In April 2014, Annen accompanied Norbert Lammert as well as fellow members of the German Parliament Marieluise Beck and Hans-Peter Uhl on a visit to Pakistan, where they met with President Mamnoon Hussain, Chairman of the Senate Nayyar Hussain Bukhari and Interior Minister Nisar Ali Khan.

In April 2015, Annen went on another trip to the region with the German-South-Asian Parliamentary Group. In Afghanistan, the group met with delegates of both the upper and lower houses of parliament and it met with President Mamnoon Hussain during its trip to Pakistan. A central point of discussion in both countries was the security in the region. In a speech on 23 April 2015, after his return from the visit, Annen said that, amidst some negative developments, there were clear positive trends visible in Afghanistan especially regarding rising rates of school enrolment and the state of democratic elections.

===Transatlantic relations===
Annen has frequently expressed dissatisfaction with the information provided by NATO headquarters. Following statements by the Supreme Allied Commander Europe (SACEUR), General Philip M. Breedlove, on troop advances on the border between Russia and Ukraine in early 2015, Annen publicly complained that "NATO in the past has always announced a new Russian offensive just as, from our point of view, the time had come for cautious optimism." He added that "we parliamentarians were often confused by information regarding alleged troop movements that were inconsistent with the information we had."
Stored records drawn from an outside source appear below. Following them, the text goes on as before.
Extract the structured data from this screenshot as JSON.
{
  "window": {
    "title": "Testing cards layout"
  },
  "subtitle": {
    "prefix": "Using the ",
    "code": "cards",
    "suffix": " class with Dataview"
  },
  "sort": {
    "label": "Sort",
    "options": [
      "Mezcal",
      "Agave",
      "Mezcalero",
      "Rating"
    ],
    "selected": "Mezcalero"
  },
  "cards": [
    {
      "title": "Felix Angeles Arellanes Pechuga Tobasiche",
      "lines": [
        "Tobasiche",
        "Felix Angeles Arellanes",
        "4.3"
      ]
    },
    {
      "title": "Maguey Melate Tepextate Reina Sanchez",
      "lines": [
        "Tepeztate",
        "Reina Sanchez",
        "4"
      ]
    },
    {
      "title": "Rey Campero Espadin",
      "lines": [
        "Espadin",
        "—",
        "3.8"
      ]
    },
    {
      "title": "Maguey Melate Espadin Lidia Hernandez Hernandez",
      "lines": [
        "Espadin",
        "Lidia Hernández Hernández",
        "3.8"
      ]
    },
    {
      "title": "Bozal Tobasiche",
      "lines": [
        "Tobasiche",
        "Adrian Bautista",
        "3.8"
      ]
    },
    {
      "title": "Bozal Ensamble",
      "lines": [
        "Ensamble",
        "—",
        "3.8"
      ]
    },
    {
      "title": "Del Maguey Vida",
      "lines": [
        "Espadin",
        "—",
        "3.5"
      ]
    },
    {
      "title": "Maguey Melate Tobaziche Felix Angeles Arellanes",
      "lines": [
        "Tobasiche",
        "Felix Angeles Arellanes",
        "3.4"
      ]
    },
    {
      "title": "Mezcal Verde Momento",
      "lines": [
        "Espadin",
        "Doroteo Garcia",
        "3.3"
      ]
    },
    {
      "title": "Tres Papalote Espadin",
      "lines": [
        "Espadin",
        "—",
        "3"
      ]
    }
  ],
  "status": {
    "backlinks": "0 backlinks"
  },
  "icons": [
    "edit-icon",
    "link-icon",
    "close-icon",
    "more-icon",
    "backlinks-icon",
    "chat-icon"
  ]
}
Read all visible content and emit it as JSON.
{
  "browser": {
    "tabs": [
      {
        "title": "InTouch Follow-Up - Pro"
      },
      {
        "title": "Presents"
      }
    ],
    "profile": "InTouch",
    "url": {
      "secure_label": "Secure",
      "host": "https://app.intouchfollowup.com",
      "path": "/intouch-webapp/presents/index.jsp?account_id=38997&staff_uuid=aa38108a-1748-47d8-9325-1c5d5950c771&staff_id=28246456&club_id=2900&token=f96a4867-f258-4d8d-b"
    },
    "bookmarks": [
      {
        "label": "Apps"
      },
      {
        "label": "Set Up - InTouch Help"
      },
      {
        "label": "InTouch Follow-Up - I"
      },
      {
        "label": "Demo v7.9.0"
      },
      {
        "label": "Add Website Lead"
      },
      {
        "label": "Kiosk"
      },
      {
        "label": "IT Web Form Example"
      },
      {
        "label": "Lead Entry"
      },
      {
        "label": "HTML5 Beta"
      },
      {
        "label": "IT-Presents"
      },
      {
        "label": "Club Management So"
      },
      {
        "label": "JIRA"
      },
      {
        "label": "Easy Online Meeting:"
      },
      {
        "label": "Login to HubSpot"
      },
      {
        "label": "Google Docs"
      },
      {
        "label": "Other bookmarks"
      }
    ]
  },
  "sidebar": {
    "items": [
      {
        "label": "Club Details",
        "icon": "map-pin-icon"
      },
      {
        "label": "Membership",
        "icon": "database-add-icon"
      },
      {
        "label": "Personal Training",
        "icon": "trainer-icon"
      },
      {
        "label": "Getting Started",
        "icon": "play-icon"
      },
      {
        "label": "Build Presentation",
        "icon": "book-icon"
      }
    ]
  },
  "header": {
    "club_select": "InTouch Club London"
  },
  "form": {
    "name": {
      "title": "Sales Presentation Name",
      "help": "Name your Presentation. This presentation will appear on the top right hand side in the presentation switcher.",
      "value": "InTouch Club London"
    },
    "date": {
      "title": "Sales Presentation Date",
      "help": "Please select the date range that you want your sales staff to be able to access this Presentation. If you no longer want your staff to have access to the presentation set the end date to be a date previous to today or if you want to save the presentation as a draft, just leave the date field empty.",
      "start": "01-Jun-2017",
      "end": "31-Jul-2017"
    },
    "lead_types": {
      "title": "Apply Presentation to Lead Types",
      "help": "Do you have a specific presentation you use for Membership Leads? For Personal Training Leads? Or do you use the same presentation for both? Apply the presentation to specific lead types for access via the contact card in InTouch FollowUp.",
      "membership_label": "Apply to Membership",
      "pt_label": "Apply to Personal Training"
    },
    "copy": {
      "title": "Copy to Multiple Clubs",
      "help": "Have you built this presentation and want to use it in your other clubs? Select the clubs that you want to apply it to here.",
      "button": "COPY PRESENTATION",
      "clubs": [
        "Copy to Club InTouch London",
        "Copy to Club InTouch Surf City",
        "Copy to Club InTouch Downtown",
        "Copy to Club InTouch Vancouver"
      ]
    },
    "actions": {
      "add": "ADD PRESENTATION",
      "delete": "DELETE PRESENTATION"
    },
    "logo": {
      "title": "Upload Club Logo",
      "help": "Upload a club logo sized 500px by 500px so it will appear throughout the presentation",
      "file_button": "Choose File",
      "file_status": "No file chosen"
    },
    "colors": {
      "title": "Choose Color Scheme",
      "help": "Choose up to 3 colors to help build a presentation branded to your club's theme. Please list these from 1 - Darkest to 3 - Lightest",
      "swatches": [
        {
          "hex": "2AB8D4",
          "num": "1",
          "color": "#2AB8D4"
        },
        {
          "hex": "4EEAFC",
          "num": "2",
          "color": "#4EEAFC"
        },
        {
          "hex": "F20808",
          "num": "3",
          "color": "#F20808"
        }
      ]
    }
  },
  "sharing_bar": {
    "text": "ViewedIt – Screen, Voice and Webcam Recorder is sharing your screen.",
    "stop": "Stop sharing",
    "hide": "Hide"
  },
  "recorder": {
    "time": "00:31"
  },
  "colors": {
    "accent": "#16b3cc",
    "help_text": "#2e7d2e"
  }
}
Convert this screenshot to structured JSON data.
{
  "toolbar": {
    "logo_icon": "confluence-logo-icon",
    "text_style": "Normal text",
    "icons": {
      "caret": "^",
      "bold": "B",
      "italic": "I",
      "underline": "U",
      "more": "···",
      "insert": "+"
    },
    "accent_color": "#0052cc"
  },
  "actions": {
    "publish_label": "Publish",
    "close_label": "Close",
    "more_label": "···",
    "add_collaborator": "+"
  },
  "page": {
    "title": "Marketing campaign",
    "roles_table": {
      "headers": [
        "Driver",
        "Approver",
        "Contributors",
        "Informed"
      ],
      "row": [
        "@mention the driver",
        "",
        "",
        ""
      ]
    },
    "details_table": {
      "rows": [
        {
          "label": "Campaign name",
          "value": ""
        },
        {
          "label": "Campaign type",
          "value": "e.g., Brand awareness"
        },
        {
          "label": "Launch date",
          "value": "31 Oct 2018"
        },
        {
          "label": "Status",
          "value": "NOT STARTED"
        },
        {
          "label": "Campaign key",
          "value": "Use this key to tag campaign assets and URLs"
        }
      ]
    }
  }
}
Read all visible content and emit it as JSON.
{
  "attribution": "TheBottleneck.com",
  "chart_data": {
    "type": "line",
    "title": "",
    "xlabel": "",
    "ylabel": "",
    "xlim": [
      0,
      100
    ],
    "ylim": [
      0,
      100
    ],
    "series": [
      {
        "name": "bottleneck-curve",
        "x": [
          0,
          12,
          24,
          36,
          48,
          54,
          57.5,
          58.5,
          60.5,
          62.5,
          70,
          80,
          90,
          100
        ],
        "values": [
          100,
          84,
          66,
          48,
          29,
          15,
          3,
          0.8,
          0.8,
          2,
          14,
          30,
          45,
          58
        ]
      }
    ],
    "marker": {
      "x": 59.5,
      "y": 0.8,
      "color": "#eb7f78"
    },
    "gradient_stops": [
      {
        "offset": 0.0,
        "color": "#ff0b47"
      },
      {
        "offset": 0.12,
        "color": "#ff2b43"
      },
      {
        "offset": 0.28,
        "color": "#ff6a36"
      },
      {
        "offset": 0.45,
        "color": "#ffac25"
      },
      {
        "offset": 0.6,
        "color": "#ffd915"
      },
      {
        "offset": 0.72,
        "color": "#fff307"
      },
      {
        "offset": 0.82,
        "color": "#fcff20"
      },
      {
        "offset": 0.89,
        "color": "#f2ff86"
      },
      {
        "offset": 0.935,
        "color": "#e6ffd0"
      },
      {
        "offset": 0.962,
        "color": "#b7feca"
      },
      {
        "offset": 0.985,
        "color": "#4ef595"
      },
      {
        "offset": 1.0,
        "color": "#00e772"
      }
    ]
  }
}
In 2008, Annen called on the United States to remove all nuclear weapons stored in military bases in Germany after a U.S. Air Force report found that safety standards at most sites for nuclear weapons in Europe fall well short of Pentagon requirements.

In July 2015, Annen joined Germany's Foreign Minister Frank-Walter Steinmeier on a trip to Cuba; it was the first time a German foreign minister had visited the country since German reunification in 1990.

===Military engagement on the African continent===
Annen has in the past voted in favor of German participation in United Nations peacekeeping missions as well as in United Nations-mandated European Union peacekeeping missions on the African continent, such as in Somalia – Operation Atalanta (2014) and EUTM Somalia (2015 and 2016) –, Darfur/Sudan (2013, 2014, 2015, 2017 and 2018), South Sudan (2013, 2014, 2015, 2017 and 2018), the Central African Republic (2014) and Mali – both MINUSMA (2014, 2017 and 2018) and EUTM Mali (2015 and 2018).

===Russo-Ukrainian war===
Regarding the Russo-Ukrainian war since 2014, Annen has advocated for continued dialogue with the Russian Federation in order to facilitate "good neighbourly relations." However, he supported economic sanctions against Russia as well as its exclusion from the G7 saying that "Russia un-invited itself" with the internationally wrongful annexation of Crimea. Moreover, he supported the absence of Chancellor Angela Merkel from the festivities for the 70th anniversary of the end of the Second World War in Russia on 9 May 2015 stating that "the political conditions for a German participation in the festivities are currently not fulfilled."

Annen also responded angrily to statements by U.S. Senator John McCain, who said that Germany was pursuing appeasement policies akin to those of the 1930s. Furthermore, he stated that "nobody in Europe did as much to support peace in Europe as Steinmeier and Merkel" (the German Foreign Minister and Chancellor) and demanded a public apology from the Senator. Annen rejected American plans to supply arms to Ukrainian forces stating that it "would be a dangerous step towards the escalation of the Ukraine conflict."

===Middle East===
Annen has made public statements about the transnational conflict against Islamic State in Syria and Iraq. In an interview with Das Parlament on 15 September 2014, he underlined the relevance of the conflict for Germany, stating that the risk of terrorist attacks had risen as the result of German IS-fighters returning from the battlefield. Moreover, he supported the supply of German arms to the Kurdish Peshmerga forces claiming that he was well aware of the danger of future misuse of the weapons but saw no other way to help defend the city of Erbil from IS forces. Annen also considered the Syrian President Bashar al-Assad partially responsible for the formation and strength of Islamic State, and warned of legitimizing Assad as the lesser evil in the conflict.

In April 2014, Annen visited the Zaatari refugee camp in Jordan to learn more about the plight of Syrians fleeing the violence in the ongoing Syrian civil war that erupted in 2011.

==Controversy==
In 2014, news media revealed that Annen had not paid taxes for his second home in Berlin during his first term as a member of the Bundestag from 2005 to 2009.